Abstract 1809: Discovery of novel AXL and MER inhibitors as potential anticancer and immunomodulatory drugs

Abstract In cancer progression, abnormal AXL expression can promote tumor growth, metastasis, and chemotherapy resistance, while MER can identify apoptotic cancer cells and induce immune suppression in the tumor microenvironment. Combining AXL and MER inhibitors could generate a synergistic effect, enhancing antitumor responses, and further suppressing resistance formed by monotherapy with AXL selective or MER selective inhibitors. According to the explicit function of AXL and MER, the development of dual AXL and MER inhibitors may provide tremendous advantages to cancer patients. Drawing on our experience in the discovery of an anti-EGFR and anti-HER2 clinical candidate, we introduced several AXL-active and MER-active pharmacophores into DBPR112. Furthermore, we modified the scaffold and the solubilizing groups to improve the drug-like properties. Our comprehensive structure-activity relationship study led to the discovery of several potent dual AXL and MER inhibitors. Among approximately 200 synthesized compounds, BPR5K230 demonstrated strong inhibitory activities against AXL and MER, along with favorable oral bioavailability (F% = 55%) and promising in vivo antitumor effects in various mouse xenograft models, including MDA-MB-231, 4T1, and MC-38 tumor models. BPR5K230 effectively addressed sorafenib resistance in the Hepa 1-6 model and exhibited significant synergistic antitumor effects when combined with an anti-PD-L1 antibody in the EMT-6 model.
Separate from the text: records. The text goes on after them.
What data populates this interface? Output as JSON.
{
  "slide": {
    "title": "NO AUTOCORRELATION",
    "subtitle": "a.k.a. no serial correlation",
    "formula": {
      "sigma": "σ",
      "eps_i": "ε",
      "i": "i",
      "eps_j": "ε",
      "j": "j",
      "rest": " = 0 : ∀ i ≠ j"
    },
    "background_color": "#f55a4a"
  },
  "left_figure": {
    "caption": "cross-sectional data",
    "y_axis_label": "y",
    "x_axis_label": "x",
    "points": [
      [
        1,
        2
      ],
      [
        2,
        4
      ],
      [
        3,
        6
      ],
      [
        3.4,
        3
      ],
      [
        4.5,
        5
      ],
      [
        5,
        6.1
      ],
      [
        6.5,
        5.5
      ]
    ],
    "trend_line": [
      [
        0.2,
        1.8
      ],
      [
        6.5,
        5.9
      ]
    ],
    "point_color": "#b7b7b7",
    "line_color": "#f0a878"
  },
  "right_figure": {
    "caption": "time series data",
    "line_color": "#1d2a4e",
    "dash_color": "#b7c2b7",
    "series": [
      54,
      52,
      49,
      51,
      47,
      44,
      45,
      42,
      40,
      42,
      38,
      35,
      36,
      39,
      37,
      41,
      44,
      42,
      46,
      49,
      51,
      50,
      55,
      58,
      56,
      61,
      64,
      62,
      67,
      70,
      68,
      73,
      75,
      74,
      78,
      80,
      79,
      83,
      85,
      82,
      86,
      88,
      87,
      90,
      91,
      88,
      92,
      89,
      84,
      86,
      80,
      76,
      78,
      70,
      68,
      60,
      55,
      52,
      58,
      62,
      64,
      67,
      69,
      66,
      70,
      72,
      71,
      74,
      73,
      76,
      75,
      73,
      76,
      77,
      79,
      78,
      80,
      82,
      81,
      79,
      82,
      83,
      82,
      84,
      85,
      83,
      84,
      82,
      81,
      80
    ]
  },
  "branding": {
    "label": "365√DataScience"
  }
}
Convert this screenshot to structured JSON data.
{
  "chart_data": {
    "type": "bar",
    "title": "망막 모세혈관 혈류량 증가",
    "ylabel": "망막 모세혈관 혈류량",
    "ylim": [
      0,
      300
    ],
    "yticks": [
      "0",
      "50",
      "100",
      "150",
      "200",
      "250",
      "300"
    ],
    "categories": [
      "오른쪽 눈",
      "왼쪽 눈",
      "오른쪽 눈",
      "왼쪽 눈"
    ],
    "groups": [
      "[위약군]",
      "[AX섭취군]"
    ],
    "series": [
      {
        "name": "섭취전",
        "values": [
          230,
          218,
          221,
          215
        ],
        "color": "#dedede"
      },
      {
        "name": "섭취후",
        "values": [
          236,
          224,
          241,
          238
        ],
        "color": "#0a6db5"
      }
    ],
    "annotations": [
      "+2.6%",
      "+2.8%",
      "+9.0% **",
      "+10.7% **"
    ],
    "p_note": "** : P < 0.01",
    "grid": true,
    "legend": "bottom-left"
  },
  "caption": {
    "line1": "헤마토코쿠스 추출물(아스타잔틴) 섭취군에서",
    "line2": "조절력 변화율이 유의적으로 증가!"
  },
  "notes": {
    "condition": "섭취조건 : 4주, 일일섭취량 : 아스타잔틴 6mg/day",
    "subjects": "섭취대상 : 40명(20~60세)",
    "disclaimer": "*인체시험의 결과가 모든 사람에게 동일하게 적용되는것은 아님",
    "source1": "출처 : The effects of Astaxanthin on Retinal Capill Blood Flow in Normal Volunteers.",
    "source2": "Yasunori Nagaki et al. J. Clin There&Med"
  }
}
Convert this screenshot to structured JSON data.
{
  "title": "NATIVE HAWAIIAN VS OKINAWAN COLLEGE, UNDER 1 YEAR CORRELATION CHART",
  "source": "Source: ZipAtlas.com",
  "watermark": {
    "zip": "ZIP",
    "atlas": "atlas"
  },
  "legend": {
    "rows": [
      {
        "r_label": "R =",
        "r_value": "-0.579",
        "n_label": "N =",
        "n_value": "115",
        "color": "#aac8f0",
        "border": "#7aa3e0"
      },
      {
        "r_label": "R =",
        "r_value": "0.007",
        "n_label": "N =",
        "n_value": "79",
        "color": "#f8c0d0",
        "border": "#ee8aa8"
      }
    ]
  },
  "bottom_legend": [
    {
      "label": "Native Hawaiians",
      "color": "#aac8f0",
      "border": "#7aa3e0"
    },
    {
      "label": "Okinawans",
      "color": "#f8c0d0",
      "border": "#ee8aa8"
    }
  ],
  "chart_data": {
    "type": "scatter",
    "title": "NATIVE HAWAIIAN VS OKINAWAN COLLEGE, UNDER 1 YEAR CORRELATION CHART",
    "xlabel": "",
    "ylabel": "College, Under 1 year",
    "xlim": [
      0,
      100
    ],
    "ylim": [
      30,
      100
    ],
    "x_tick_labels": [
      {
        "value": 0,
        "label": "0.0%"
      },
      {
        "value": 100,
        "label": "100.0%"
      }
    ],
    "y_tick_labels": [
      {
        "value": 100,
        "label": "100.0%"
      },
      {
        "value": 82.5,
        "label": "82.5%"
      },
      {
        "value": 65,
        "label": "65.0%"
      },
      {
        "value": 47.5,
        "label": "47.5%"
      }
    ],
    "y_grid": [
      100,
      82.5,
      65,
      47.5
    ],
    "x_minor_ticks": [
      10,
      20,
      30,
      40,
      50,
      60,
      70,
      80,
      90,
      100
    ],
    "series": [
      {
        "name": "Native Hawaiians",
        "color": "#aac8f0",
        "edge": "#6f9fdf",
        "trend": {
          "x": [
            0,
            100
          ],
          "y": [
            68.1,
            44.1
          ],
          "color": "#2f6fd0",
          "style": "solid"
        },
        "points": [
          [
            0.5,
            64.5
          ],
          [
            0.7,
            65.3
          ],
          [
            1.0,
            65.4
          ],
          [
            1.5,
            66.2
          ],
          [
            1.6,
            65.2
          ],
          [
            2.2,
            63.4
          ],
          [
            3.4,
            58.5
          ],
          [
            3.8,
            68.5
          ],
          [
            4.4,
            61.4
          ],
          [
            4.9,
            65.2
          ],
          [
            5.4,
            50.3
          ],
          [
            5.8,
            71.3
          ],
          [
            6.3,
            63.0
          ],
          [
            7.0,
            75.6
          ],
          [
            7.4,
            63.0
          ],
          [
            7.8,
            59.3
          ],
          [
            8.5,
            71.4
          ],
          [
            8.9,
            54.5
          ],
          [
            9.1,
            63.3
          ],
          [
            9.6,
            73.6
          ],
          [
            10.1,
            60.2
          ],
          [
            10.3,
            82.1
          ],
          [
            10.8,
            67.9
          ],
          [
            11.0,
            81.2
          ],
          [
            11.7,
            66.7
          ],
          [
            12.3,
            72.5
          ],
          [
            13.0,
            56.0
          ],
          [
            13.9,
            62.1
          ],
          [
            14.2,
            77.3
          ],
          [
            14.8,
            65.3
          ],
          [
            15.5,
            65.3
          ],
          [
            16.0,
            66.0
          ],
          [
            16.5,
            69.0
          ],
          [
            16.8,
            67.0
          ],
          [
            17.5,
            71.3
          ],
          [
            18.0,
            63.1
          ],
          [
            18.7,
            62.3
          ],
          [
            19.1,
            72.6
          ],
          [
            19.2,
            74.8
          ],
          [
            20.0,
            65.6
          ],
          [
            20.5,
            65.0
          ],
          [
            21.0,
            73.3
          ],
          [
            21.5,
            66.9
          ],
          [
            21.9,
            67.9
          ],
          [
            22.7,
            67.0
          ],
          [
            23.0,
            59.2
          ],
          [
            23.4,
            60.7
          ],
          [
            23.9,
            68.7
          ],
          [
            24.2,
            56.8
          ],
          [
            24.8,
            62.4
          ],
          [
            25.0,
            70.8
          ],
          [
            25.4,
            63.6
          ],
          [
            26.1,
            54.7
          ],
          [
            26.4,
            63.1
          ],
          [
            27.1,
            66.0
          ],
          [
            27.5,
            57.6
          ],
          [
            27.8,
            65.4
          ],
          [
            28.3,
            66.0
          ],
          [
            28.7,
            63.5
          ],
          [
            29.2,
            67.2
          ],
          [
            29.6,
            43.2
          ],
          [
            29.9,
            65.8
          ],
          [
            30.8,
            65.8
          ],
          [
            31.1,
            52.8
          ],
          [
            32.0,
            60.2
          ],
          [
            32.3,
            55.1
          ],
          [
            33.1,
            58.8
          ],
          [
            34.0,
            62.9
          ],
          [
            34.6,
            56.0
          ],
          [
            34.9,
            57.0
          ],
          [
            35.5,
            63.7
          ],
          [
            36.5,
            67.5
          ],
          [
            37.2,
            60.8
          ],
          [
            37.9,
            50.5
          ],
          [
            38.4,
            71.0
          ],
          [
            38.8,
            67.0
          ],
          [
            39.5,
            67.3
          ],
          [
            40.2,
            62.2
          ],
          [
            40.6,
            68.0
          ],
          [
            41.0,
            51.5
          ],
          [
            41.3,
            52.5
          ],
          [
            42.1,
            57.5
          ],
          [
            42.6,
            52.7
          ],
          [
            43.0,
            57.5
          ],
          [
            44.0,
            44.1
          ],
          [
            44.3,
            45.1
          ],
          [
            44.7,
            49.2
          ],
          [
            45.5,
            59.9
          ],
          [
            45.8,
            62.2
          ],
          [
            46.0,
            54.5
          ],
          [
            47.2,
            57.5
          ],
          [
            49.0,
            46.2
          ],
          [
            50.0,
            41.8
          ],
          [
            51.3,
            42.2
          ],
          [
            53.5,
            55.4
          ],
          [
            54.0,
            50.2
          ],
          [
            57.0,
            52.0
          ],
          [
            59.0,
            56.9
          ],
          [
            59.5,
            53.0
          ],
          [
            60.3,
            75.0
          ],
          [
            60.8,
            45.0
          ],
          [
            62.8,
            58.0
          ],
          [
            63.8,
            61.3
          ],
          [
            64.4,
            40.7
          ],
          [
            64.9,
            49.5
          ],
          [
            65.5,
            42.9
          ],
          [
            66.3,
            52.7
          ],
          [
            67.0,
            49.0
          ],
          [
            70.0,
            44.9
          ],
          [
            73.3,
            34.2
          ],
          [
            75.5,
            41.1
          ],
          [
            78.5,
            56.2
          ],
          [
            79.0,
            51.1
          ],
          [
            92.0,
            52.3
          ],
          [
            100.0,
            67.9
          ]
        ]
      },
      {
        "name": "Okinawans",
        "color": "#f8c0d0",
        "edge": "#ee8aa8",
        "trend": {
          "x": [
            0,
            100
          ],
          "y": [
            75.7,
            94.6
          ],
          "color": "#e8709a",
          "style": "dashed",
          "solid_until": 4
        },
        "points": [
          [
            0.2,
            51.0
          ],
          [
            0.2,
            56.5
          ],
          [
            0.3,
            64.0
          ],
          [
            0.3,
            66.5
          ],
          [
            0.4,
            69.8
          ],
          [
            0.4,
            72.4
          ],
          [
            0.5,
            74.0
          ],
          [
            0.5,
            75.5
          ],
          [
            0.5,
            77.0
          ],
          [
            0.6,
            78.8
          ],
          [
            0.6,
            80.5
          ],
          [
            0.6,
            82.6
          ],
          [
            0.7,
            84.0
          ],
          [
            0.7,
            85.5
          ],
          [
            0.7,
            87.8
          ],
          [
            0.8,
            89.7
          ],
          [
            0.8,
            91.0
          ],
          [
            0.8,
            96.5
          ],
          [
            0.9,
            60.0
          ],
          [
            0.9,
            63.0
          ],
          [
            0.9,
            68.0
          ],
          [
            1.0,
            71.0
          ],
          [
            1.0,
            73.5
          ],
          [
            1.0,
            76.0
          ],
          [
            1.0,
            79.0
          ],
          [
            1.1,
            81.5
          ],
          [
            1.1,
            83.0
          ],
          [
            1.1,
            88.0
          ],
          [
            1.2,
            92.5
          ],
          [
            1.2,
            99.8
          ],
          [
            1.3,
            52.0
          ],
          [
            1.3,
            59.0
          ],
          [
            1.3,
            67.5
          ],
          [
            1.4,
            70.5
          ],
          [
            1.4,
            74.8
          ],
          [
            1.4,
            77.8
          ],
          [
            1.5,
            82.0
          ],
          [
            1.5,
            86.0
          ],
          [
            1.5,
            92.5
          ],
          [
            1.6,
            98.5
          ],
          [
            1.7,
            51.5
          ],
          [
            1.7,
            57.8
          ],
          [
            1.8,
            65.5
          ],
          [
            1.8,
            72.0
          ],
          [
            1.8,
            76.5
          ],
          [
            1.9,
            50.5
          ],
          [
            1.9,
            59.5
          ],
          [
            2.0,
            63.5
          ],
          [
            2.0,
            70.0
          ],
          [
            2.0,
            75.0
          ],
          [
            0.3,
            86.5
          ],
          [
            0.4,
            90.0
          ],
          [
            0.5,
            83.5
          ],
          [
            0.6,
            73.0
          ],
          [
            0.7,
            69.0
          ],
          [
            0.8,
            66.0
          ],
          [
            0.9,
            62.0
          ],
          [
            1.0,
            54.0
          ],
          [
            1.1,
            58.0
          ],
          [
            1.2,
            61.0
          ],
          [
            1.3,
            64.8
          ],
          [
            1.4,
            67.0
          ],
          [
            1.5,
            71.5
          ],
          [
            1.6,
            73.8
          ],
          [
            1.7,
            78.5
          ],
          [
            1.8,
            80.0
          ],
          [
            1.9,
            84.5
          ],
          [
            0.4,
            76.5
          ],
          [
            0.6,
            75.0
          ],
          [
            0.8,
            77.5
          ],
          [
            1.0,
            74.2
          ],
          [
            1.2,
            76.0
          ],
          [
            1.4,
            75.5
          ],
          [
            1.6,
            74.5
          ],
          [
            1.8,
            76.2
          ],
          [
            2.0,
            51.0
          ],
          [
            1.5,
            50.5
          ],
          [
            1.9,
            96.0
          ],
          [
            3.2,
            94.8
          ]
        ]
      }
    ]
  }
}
As a result, BPR5K230 represents a promising dual AXL/MER kinase inhibitor, and further preclinical evaluation is underway for its development as a potential anticancer and immune-modulating drug. Citation Format: Hsing-Pang Hsieh, Mu-Chun Li, Wan-Ching Yen, Su-Ying Wu, Teng-Kuang Yeh, Ching-Chuan Kuo, Shau-Hua Ueng, Han-Chung Wu. Discovery of novel AXL and MER inhibitors as potential anticancer and immunomodulatory drugs [abstract]. In: Proceedings of the American Association for Cancer Research Annual Meeting 2024; Part 1 (Regular Abstracts); 2024 Apr 5-10; San Diego, CA. Philadelphia (PA): AACR; Cancer Res 2024;84(6_Suppl):Abstract nr 1809.